Not necessarily.  It really really depends on the path you take to fat loss.  Although every diet needs to have a caloric deficit for fat loss, there is more than one way to do it which confuses a lot of people.

Honestly just start simple and don't sweat the details just yet.  Get your diet and training nailed down and then worry about running specialized diets.


----------



## Lacey12 (Mar 22, 2009)

danzik17 said:


> Not necessarily.  It really really depends on the path you take to fat loss.  Although every diet needs to have a caloric deficit for fat loss, there is more than one way to do it which confuses a lot of people.
> 
> Honestly just start simple and don't sweat the details just yet.  Get your diet and training nailed down and then worry about running specialized diets.



sounds good bro. thanks for the input


----------



## Lacey12 (Mar 24, 2009)

And why no cardio while running a low carb diet?


----------



## Hench (Mar 24, 2009)

Lacey12 said:


> And why no cardio while running a low carb diet?

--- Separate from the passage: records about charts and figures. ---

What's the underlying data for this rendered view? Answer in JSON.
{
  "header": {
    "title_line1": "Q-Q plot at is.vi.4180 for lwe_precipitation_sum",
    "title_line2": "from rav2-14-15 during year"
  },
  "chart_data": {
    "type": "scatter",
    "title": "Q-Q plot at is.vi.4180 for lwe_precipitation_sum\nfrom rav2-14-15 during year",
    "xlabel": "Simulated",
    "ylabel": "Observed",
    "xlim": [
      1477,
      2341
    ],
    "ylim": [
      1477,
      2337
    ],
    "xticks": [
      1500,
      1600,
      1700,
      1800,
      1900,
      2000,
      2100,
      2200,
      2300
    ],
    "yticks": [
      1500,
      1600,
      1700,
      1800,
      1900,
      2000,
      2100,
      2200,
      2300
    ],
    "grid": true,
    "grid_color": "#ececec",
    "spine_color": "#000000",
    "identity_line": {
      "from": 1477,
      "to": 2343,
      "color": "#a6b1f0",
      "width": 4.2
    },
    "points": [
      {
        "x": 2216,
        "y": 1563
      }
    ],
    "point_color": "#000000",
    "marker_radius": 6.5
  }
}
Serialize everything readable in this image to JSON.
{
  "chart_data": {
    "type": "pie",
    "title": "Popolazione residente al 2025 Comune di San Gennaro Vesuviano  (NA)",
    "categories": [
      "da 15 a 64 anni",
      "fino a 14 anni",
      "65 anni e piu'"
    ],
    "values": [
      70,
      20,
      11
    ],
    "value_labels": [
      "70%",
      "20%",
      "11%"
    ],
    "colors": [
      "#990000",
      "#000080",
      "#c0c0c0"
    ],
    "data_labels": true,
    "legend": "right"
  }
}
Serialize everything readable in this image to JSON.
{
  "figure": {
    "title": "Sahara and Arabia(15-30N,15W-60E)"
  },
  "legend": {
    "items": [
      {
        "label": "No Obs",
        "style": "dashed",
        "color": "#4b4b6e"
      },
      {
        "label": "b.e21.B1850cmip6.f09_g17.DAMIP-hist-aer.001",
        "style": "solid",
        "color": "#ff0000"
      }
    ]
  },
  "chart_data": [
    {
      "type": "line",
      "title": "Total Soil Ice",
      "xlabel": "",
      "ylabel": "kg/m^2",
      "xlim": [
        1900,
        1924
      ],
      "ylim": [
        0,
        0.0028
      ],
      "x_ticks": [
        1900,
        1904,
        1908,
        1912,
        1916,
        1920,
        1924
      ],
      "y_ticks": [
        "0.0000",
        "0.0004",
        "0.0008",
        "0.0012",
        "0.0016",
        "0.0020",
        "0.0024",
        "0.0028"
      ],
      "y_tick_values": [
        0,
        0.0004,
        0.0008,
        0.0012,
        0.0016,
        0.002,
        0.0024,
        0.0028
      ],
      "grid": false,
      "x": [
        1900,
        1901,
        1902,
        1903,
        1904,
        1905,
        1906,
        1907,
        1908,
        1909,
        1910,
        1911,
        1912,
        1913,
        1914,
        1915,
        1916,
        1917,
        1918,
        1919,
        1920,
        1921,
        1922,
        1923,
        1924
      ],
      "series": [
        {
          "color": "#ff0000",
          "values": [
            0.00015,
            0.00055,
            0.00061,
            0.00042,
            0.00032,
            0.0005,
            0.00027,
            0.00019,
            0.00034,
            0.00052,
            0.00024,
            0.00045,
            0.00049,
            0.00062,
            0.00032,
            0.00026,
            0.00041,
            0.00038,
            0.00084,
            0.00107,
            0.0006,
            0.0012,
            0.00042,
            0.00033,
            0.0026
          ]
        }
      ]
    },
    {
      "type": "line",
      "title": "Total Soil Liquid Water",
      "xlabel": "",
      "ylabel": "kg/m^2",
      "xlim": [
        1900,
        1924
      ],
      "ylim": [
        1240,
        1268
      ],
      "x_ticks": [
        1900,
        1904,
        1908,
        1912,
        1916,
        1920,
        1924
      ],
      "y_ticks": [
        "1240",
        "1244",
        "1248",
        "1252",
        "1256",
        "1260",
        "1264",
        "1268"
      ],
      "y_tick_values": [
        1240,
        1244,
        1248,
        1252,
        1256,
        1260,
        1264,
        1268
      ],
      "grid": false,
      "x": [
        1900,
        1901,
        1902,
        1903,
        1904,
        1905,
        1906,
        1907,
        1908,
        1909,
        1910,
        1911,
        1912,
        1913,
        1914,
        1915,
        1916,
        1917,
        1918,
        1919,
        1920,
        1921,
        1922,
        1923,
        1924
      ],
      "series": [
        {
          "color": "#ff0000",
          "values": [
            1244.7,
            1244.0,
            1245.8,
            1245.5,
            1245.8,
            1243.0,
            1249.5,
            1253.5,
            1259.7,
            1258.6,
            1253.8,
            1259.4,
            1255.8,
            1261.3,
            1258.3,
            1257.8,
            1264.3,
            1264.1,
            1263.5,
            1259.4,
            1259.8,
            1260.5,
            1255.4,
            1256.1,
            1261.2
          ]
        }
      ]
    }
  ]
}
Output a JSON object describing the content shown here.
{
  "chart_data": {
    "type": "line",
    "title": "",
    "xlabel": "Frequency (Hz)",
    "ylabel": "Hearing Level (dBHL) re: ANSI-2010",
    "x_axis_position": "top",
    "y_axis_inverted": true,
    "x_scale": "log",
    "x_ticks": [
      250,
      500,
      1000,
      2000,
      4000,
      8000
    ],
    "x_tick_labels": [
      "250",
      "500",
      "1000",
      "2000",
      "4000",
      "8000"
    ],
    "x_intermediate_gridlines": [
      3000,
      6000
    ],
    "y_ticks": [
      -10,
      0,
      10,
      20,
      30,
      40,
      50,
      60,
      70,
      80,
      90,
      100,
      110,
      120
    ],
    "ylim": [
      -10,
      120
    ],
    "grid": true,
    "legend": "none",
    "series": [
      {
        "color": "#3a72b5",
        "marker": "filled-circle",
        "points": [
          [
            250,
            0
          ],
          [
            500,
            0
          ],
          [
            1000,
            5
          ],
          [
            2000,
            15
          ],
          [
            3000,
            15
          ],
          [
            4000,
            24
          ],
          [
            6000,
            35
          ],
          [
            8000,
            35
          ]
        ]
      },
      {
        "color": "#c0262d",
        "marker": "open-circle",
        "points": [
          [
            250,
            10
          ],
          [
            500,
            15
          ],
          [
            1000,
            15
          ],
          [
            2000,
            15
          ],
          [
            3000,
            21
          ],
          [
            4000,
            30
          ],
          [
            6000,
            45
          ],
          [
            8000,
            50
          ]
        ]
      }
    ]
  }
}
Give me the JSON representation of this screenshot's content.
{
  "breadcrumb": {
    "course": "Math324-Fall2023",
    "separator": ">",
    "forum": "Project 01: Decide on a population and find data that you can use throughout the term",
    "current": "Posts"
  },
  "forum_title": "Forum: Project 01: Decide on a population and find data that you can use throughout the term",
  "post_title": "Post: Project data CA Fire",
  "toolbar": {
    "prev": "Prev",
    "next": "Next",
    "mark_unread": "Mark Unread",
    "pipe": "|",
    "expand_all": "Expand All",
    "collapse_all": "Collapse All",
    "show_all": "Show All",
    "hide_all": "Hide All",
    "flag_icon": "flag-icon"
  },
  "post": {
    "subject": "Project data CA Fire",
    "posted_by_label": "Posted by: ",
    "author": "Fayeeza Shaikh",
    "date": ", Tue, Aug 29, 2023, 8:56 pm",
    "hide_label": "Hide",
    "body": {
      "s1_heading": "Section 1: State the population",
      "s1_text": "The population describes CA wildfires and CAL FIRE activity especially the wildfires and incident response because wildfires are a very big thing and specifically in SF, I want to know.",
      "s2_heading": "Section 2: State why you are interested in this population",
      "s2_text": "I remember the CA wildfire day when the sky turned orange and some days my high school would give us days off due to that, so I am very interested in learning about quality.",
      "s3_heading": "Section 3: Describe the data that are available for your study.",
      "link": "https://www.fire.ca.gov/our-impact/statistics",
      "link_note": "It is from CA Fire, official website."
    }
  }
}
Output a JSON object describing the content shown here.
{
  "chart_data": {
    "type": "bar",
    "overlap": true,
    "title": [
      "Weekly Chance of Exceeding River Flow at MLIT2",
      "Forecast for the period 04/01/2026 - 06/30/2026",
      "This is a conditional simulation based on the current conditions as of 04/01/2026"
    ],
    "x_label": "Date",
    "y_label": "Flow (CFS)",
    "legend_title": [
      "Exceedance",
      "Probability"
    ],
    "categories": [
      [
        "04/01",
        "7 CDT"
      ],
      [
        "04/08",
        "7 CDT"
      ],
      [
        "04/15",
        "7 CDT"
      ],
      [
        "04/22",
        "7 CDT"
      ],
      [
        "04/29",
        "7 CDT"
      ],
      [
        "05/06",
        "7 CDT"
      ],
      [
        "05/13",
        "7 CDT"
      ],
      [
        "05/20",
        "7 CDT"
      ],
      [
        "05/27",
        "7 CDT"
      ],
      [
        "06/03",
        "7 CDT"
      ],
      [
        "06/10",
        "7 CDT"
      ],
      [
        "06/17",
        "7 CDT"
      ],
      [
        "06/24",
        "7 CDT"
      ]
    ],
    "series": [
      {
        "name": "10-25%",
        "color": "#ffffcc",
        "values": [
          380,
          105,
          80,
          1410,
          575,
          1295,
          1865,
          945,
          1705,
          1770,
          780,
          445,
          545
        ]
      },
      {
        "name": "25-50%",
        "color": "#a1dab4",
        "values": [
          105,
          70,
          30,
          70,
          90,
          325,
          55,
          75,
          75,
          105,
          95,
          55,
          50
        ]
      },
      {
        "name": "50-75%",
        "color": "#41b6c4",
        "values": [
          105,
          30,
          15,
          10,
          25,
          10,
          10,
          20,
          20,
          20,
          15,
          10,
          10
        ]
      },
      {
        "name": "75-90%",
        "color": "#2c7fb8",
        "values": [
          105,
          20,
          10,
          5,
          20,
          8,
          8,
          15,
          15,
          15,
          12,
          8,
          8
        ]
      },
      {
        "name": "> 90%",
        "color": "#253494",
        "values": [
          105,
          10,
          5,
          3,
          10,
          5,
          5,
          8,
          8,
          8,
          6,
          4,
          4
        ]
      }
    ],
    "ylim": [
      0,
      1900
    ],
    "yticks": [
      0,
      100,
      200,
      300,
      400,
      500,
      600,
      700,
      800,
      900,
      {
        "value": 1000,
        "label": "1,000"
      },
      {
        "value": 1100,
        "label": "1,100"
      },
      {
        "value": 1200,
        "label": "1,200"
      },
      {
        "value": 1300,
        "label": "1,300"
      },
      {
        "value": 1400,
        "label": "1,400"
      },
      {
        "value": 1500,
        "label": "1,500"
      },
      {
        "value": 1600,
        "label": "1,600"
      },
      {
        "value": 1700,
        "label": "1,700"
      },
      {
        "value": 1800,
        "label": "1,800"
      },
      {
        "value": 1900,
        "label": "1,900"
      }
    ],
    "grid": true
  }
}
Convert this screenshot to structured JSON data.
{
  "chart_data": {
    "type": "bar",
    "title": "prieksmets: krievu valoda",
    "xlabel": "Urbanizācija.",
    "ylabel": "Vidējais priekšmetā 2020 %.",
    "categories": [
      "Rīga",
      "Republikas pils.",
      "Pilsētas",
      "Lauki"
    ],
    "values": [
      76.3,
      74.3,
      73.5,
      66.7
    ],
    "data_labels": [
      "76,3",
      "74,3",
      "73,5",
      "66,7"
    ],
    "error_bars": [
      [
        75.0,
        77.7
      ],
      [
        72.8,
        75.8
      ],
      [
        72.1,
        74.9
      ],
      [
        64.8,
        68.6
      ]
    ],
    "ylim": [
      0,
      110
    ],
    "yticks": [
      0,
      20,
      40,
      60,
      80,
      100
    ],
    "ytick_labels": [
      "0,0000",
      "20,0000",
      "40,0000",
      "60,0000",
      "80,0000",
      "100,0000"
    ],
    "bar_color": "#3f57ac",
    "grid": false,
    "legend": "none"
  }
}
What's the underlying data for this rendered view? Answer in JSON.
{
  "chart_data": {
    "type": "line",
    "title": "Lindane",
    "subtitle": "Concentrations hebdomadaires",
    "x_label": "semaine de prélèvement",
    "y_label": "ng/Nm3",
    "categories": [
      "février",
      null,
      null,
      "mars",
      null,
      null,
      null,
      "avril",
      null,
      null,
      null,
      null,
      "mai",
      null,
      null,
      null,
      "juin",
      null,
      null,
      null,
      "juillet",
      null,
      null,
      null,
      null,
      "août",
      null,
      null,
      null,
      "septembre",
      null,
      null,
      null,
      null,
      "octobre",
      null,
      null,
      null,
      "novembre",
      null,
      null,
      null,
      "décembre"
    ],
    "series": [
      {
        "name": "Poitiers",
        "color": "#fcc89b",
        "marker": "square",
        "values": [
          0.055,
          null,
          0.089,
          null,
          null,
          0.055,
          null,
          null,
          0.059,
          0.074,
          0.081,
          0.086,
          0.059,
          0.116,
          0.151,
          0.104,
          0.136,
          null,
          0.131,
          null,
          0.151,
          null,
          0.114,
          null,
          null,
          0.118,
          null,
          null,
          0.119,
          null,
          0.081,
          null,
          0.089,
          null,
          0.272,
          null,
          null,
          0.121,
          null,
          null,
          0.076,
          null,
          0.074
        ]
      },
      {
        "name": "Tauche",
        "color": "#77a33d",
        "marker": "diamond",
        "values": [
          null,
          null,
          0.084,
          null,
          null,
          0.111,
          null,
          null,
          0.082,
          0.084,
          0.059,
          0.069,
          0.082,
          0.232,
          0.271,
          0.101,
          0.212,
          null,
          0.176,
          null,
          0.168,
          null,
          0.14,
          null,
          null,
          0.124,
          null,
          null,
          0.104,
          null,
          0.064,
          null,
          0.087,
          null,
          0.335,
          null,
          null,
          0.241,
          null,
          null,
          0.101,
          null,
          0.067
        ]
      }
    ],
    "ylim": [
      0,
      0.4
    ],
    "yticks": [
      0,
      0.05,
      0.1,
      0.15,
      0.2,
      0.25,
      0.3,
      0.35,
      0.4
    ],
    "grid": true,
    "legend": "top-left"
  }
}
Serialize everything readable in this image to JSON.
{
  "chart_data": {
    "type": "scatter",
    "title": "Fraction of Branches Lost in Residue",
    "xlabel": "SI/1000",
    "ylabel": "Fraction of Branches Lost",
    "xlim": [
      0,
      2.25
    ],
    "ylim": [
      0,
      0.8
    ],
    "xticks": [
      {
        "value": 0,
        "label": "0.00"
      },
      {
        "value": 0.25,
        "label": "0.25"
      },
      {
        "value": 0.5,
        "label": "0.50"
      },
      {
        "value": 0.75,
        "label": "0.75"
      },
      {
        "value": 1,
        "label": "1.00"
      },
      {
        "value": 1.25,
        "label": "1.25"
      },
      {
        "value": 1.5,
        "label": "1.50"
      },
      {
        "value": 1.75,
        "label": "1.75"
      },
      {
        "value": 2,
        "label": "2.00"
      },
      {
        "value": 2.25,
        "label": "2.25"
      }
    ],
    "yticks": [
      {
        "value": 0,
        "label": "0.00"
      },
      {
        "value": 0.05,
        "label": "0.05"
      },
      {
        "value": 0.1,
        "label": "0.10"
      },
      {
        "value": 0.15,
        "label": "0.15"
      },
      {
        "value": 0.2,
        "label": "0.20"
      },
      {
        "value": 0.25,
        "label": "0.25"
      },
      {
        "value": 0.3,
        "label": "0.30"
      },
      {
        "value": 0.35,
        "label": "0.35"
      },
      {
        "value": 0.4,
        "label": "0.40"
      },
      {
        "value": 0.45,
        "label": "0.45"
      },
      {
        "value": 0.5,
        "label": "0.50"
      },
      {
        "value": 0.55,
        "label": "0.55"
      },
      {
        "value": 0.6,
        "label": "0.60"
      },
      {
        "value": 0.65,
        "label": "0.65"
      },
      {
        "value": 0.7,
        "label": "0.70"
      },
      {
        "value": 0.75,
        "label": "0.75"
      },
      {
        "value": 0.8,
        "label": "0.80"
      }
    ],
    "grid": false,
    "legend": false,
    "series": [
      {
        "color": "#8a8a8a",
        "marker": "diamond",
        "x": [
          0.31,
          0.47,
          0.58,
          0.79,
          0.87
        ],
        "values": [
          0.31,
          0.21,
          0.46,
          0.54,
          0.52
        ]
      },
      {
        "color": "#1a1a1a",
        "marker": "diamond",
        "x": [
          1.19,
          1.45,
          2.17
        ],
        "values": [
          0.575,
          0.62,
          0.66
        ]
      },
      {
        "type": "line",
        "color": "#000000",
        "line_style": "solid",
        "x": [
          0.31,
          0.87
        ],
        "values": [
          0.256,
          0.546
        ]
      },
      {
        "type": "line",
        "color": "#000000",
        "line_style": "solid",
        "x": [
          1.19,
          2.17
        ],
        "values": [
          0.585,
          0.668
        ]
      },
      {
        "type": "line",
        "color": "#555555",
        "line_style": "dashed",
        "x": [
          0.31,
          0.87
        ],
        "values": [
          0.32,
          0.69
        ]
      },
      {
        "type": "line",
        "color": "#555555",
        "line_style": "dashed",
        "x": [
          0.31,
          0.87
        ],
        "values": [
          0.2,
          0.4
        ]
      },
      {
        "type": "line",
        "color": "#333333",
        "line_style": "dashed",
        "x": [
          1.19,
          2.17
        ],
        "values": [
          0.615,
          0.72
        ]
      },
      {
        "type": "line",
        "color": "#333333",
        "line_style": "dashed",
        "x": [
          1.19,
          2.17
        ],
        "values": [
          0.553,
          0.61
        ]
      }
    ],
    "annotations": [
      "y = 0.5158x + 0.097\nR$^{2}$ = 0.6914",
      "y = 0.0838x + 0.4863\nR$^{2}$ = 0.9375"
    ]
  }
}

No HIT while running PSMF.

If you ever do use PSMF youll know why.


----------



## danzik17 (Mar 24, 2009)

Lacey12 said:


> And why no cardio while running a low carb diet?



Because honestly cardio is rather unproductive in the first place compared to dieting.  If you have to do it, Built has a great post in her blog about how to run HIIT cardio which is vastly superior to steady state with a few exceptions.

Steady state is most useful for burning off FFAs (free fatty acids) after doing HIIT OR when certain dietary conditions are met on very specific diets.  The actual calories burned by steady state cardio is pretty negligible if you consider the time and effort spent on it.


----------